Des représentants officiels courent comme des hystériques entre la plénière, où se déroule le gros show – interventions officielles des ministres -, et les salons verts (greenrooms), où se joue la vraie partie. Ici, on ne badine plus, seuls les gros joueurs sont admis. Exit donc représentants africains, latino-américains et autres empêcheurs de tourner en rond du libre-échange intégral. On n’a pas le temps de niaiser! Après tout, on dispose d’un gros quatre jours pour s’entendre sur l’agenda des négociations qui s’échelonneront sur trois, cinq, peut-être dix ans.
Et le menu? Littéralement sidérant. Commerce des services, agriculture, culture, investissements, OGM, environnement, commerce électronique, tout y passe. Ne manque peut-être que votre prêt hypothécaire.

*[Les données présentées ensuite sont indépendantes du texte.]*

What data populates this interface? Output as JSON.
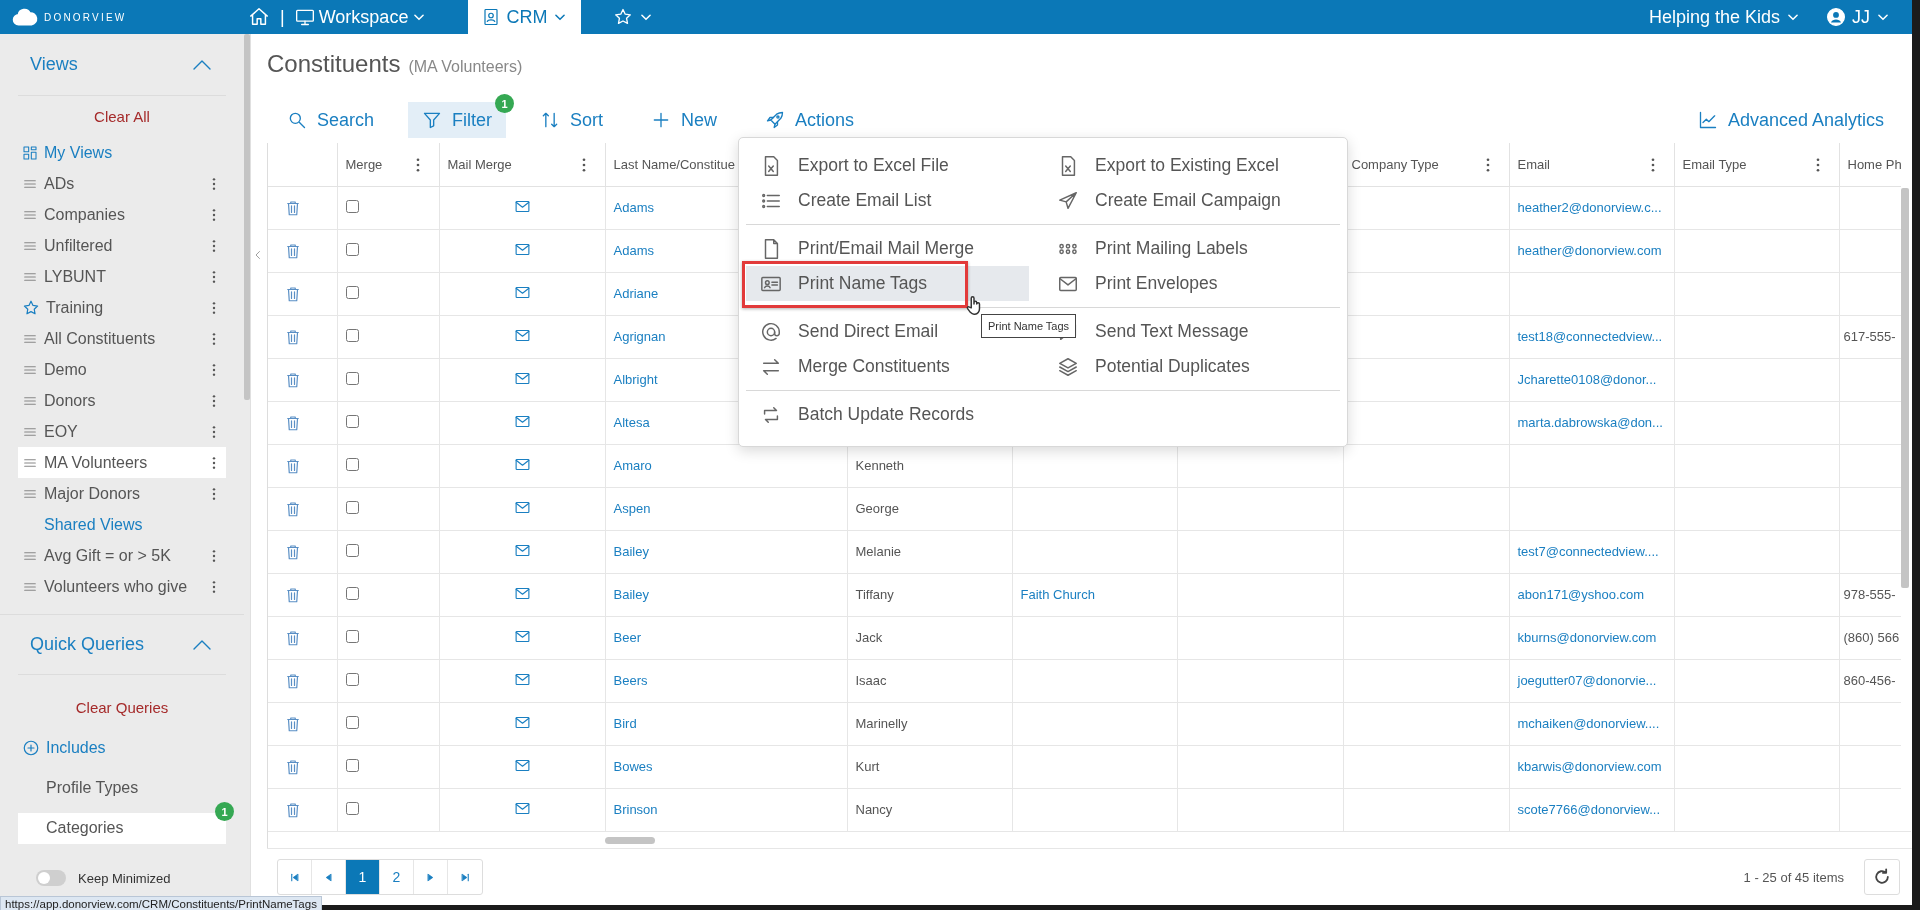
{
  "top_bar": {
    "brand": "DONORVIEW",
    "separator": "|",
    "workspace": "Workspace",
    "tabs": [
      {
        "kind": "crm",
        "label": "CRM",
        "selected": true
      },
      {
        "kind": "favorites",
        "selected": false
      }
    ],
    "organization": "Helping the Kids",
    "user": "JJ"
  },
  "sidebar": {
    "views": {
      "title": "Views",
      "expanded": true,
      "clear_label": "Clear All",
      "items": [
        {
          "kind": "my-views",
          "label": "My Views"
        },
        {
          "kind": "view",
          "label": "ADs",
          "selected": false
        },
        {
          "kind": "view",
          "label": "Companies",
          "selected": false
        },
        {
          "kind": "view",
          "label": "Unfiltered",
          "selected": false
        },
        {
          "kind": "view",
          "label": "LYBUNT",
          "selected": false
        },
        {
          "kind": "starred",
          "label": "Training",
          "selected": false
        },
        {
          "kind": "view",
          "label": "All Constituents",
          "selected": false
        },
        {
          "kind": "view",
          "label": "Demo",
          "selected": false
        },
        {
          "kind": "view",
          "label": "Donors",
          "selected": false
        },
        {
          "kind": "view",
          "label": "EOY",
          "selected": false
        },
        {
          "kind": "view",
          "label": "MA Volunteers",
          "selected": true
        },
        {
          "kind": "view",
          "label": "Major Donors",
          "selected": false
        },
        {
          "kind": "shared-views",
          "label": "Shared Views"
        },
        {
          "kind": "view",
          "label": "Avg Gift = or > 5K",
          "selected": false
        },
        {
          "kind": "view",
          "label": "Volunteers who give",
          "selected": false
        }
      ]
    },
    "queries": {
      "title": "Quick Queries",
      "expanded": true,
      "clear_label": "Clear Queries",
      "items": [
        {
          "kind": "add",
          "label": "Includes",
          "selected": false
        },
        {
          "kind": "query",
          "label": "Profile Types",
          "selected": false
        },
        {
          "kind": "query",
          "label": "Categories",
          "selected": true,
          "badge": "1"
        }
      ]
    },
    "keep_minimized": {
      "label": "Keep Minimized",
      "on": false
    }
  },
  "page": {
    "title": "Constituents",
    "subtitle": "(MA Volunteers)"
  },
  "toolbar": [
    {
      "kind": "search",
      "label": "Search",
      "active": false
    },
    {
      "kind": "filter",
      "label": "Filter",
      "active": true,
      "badge": "1"
    },
    {
      "kind": "sort",
      "label": "Sort",
      "active": false
    },
    {
      "kind": "new",
      "label": "New",
      "active": false
    },
    {
      "kind": "actions",
      "label": "Actions",
      "active": false
    },
    {
      "kind": "analytics",
      "label": "Advanced Analytics",
      "active": false
    }
  ],
  "table": {
    "columns": [
      {
        "menu": false
      },
      {
        "label": "Merge",
        "menu": true
      },
      {
        "label": "Mail Merge",
        "menu": true
      },
      {
        "label": "Last Name/Constitue"
      },
      {},
      {},
      {},
      {
        "label": "Company Type",
        "menu": true
      },
      {
        "label": "Email",
        "menu": true
      },
      {
        "label": "Email Type",
        "menu": true
      },
      {
        "label": "Home Ph",
        "menu": false
      }
    ],
    "rows": [
      {
        "checked": false,
        "last_name": "Adams",
        "email": "heather2@donorview.c..."
      },
      {
        "checked": false,
        "last_name": "Adams",
        "email": "heather@donorview.com"
      },
      {
        "checked": false,
        "last_name": "Adriane"
      },
      {
        "checked": false,
        "last_name": "Agrignan",
        "email": "test18@connectedview...",
        "home_phone": "617-555-"
      },
      {
        "checked": false,
        "last_name": "Albright",
        "email": "Jcharette0108@donor..."
      },
      {
        "checked": false,
        "last_name": "Altesa",
        "email": "marta.dabrowska@don..."
      },
      {
        "checked": false,
        "last_name": "Amaro",
        "first_name": "Kenneth"
      },
      {
        "checked": false,
        "last_name": "Aspen",
        "first_name": "George"
      },
      {
        "checked": false,
        "last_name": "Bailey",
        "first_name": "Melanie",
        "email": "test7@connectedview...."
      },
      {
        "checked": false,
        "last_name": "Bailey",
        "first_name": "Tiffany",
        "column_6": "Faith Church",
        "email": "abon171@yshoo.com",
        "home_phone": "978-555-"
      },
      {
        "checked": false,
        "last_name": "Beer",
        "first_name": "Jack",
        "email": "kburns@donorview.com",
        "home_phone": "(860) 566"
      },
      {
        "checked": false,
        "last_name": "Beers",
        "first_name": "Isaac",
        "email": "joegutter07@donorvie...",
        "home_phone": "860-456-"
      },
      {
        "checked": false,
        "last_name": "Bird",
        "first_name": "Marinelly",
        "email": "mchaiken@donorview...."
      },
      {
        "checked": false,
        "last_name": "Bowes",
        "first_name": "Kurt",
        "email": "kbarwis@donorview.com"
      },
      {
        "checked": false,
        "last_name": "Brinson",
        "first_name": "Nancy",
        "email": "scote7766@donorview..."
      }
    ]
  },
  "pager": {
    "buttons": [
      {
        "kind": "first"
      },
      {
        "kind": "prev"
      },
      {
        "kind": "page",
        "label": "1",
        "selected": true
      },
      {
        "kind": "page",
        "label": "2",
        "selected": false
      },
      {
        "kind": "next"
      },
      {
        "kind": "last"
      }
    ],
    "summary": "1 - 25 of 45 items"
  },
  "actions_menu": {
    "groups": [
      [
        {
          "kind": "excel",
          "label": "Export to Excel File",
          "hovered": false,
          "outlined": false
        },
        {
          "kind": "excel",
          "label": "Export to Existing Excel",
          "hovered": false,
          "outlined": false
        },
        {
          "kind": "list",
          "label": "Create Email List",
          "hovered": false,
          "outlined": false
        },
        {
          "kind": "send",
          "label": "Create Email Campaign",
          "hovered": false,
          "outlined": false
        }
      ],
      [
        {
          "kind": "file",
          "label": "Print/Email Mail Merge",
          "hovered": false,
          "outlined": false
        },
        {
          "kind": "dots",
          "label": "Print Mailing Labels",
          "hovered": false,
          "outlined": false
        },
        {
          "kind": "idcard",
          "label": "Print Name Tags",
          "hovered": true,
          "outlined": true
        },
        {
          "kind": "mail",
          "label": "Print Envelopes",
          "hovered": false,
          "outlined": false
        }
      ],
      [
        {
          "kind": "at",
          "label": "Send Direct Email",
          "hovered": false,
          "outlined": false
        },
        {
          "kind": "chat",
          "label": "Send Text Message",
          "hovered": false,
          "outlined": false
        },
        {
          "kind": "swap",
          "label": "Merge Constituents",
          "hovered": false,
          "outlined": false
        },
        {
          "kind": "layers",
          "label": "Potential Duplicates",
          "hovered": false,
          "outlined": false
        }
      ],
      [
        {
          "kind": "cycle",
          "label": "Batch Update Records",
          "hovered": false,
          "outlined": false
        }
      ]
    ],
    "tooltip": "Print Name Tags"
  },
  "status_url": "https://app.donorview.com/CRM/Constituents/PrintNameTags"
}
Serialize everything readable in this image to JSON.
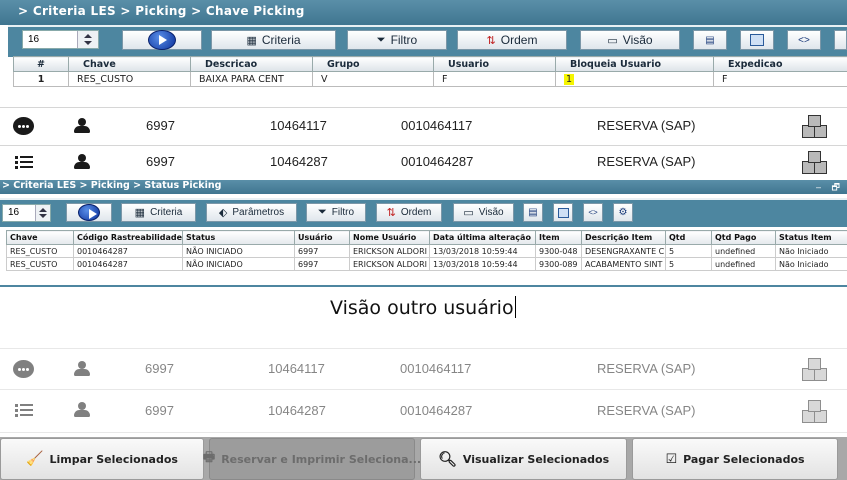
{
  "panel1": {
    "breadcrumb": "> Criteria LES > Picking > Chave Picking",
    "spin_value": "16",
    "buttons": {
      "criteria": "Criteria",
      "filtro": "Filtro",
      "ordem": "Ordem",
      "visao": "Visão"
    },
    "columns": [
      "#",
      "Chave",
      "Descricao",
      "Grupo",
      "Usuario",
      "Bloqueia Usuario",
      "Expedicao"
    ],
    "row": {
      "num": "1",
      "chave": "RES_CUSTO",
      "descricao": "BAIXA PARA CENT",
      "grupo": "V",
      "usuario": "F",
      "bloqueia": "1",
      "expedicao": "F"
    }
  },
  "list_top": [
    {
      "icon": "more-icon",
      "user": "6997",
      "doc1": "10464117",
      "doc2": "0010464117",
      "status": "RESERVA (SAP)"
    },
    {
      "icon": "list-icon",
      "user": "6997",
      "doc1": "10464287",
      "doc2": "0010464287",
      "status": "RESERVA (SAP)"
    }
  ],
  "panel2": {
    "breadcrumb": "> Criteria LES > Picking > Status Picking",
    "window_controls": "– 🗗",
    "spin_value": "16",
    "buttons": {
      "criteria": "Criteria",
      "parametros": "Parâmetros",
      "filtro": "Filtro",
      "ordem": "Ordem",
      "visao": "Visão"
    },
    "columns": [
      "Chave",
      "Código Rastreabilidade",
      "Status",
      "Usuário",
      "Nome Usuário",
      "Data última alteração",
      "Item",
      "Descrição Item",
      "Qtd",
      "Qtd Pago",
      "Status Item"
    ],
    "rows": [
      [
        "RES_CUSTO",
        "0010464287",
        "NÃO INICIADO",
        "6997",
        "ERICKSON ALDORI",
        "13/03/2018 10:59:44",
        "9300-048",
        "DESENGRAXANTE C",
        "5",
        "undefined",
        "Não Iniciado"
      ],
      [
        "RES_CUSTO",
        "0010464287",
        "NÃO INICIADO",
        "6997",
        "ERICKSON ALDORI",
        "13/03/2018 10:59:44",
        "9300-089",
        "ACABAMENTO SINT",
        "5",
        "undefined",
        "Não Iniciado"
      ]
    ]
  },
  "caption": "Visão outro usuário",
  "list_bottom": [
    {
      "icon": "more-icon",
      "user": "6997",
      "doc1": "10464117",
      "doc2": "0010464117",
      "status": "RESERVA (SAP)"
    },
    {
      "icon": "list-icon",
      "user": "6997",
      "doc1": "10464287",
      "doc2": "0010464287",
      "status": "RESERVA (SAP)"
    }
  ],
  "bottom_buttons": {
    "limpar": "Limpar Selecionados",
    "reservar": "Reservar e Imprimir Seleciona...",
    "visualizar": "Visualizar Selecionados",
    "pagar": "Pagar Selecionados"
  }
}
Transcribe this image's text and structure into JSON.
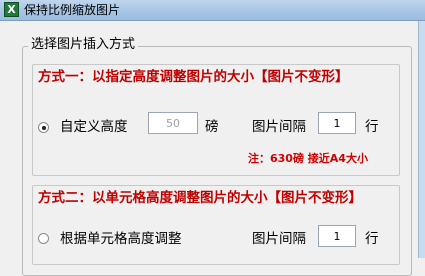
{
  "window": {
    "title": "保持比例缩放图片",
    "icon": "excel-icon",
    "icon_glyph": "X"
  },
  "group": {
    "legend": "选择图片插入方式"
  },
  "method1": {
    "title": "方式一：以指定高度调整图片的大小【图片不变形】",
    "radio_label": "自定义高度",
    "radio_checked": true,
    "height_value": "50",
    "unit": "磅",
    "spacing_label": "图片间隔",
    "spacing_value": "1",
    "spacing_unit": "行",
    "note": "注：630磅 接近A4大小"
  },
  "method2": {
    "title": "方式二：以单元格高度调整图片的大小【图片不变形】",
    "radio_label": "根据单元格高度调整",
    "radio_checked": false,
    "spacing_label": "图片间隔",
    "spacing_value": "1",
    "spacing_unit": "行"
  },
  "colors": {
    "accent_red": "#c00000",
    "note_red": "#d00000",
    "titlebar": "#a9c6e6"
  }
}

Mais pas la peine de s’énerver, l’OMC veille au grain. Elle est DÉMOCRATIQUE, nous clame-t-on depuis longtemps. Ah oui? Les décisions doivent impérieusement s’y prendre par consensus, nous rappelle-t-on. Bon. Alors pourquoi les salons verts aux portes closes devant lesquelles s’agglutinent les représentants des pays pauvres? Que fait-on de ces nombreux pays absents à la Conférence, faute de moyens pour envoyer une délégation? Quelle sorte de justice démocratique attend le Burkina Faso et le Congo, qui arrivent chacun avec leurs cinq négociateurs lorsque le Japon en dénombre quatre-vingt-huit et les États-Unis, quatre-vingt-cinq? Comment justifier le fait que l’escouade d’ONG se révèle dix fois mieux équipée que plusieurs délégations de pays pour traiter de ces dossiers d’une complexité hallucinante?
Cette force de frappe, qui repose à la fois sur une connaissance fine des dossiers, une stratégie communicationnelle brillante et un lobbying acharné, l’armée d’activistes professionnels saura l’utiliser avec efficacité et précision du début à la fin de la Conférence. Assez, en tout cas, pour faire plier les genoux du géant et faire dire à tous les observateurs, au lendemain du sommet, que l’OMC est mûre pour une réforme! Ce revirement est le dernier en lice au cours d’une semaine qui en aura compté plus d’un.
Vendredi soir. Un vent de folie flotte dans la ville toujours assiégée. La grand-messe du libre-échange se termine dans la confusion la plus totale. N’en déplaise aux hôtes du Sommet que sont les grands manitous de Boeing et Microsoft, le «cycle des milliardaires» ne sera pas lancé, du moins pas tout de suite. Le mot de la fin reviendra toutefois à l’ineffable Michael Moore, pas le cinéaste de gauche, mais le directeur général fraîchement élu à la tête de l’OMC qui, à la toute fin de cette débâcle, remerciera Seattle. «Cette ville, quel merveilleux endroit. Si le monde entier pouvait être comme cela!»
Et dans un grand éclat de rire jaune généralisé, ministres et officiels l’applaudiront, réalisant du même coup que la mondialisation vient de cesser de tourner en roue libre.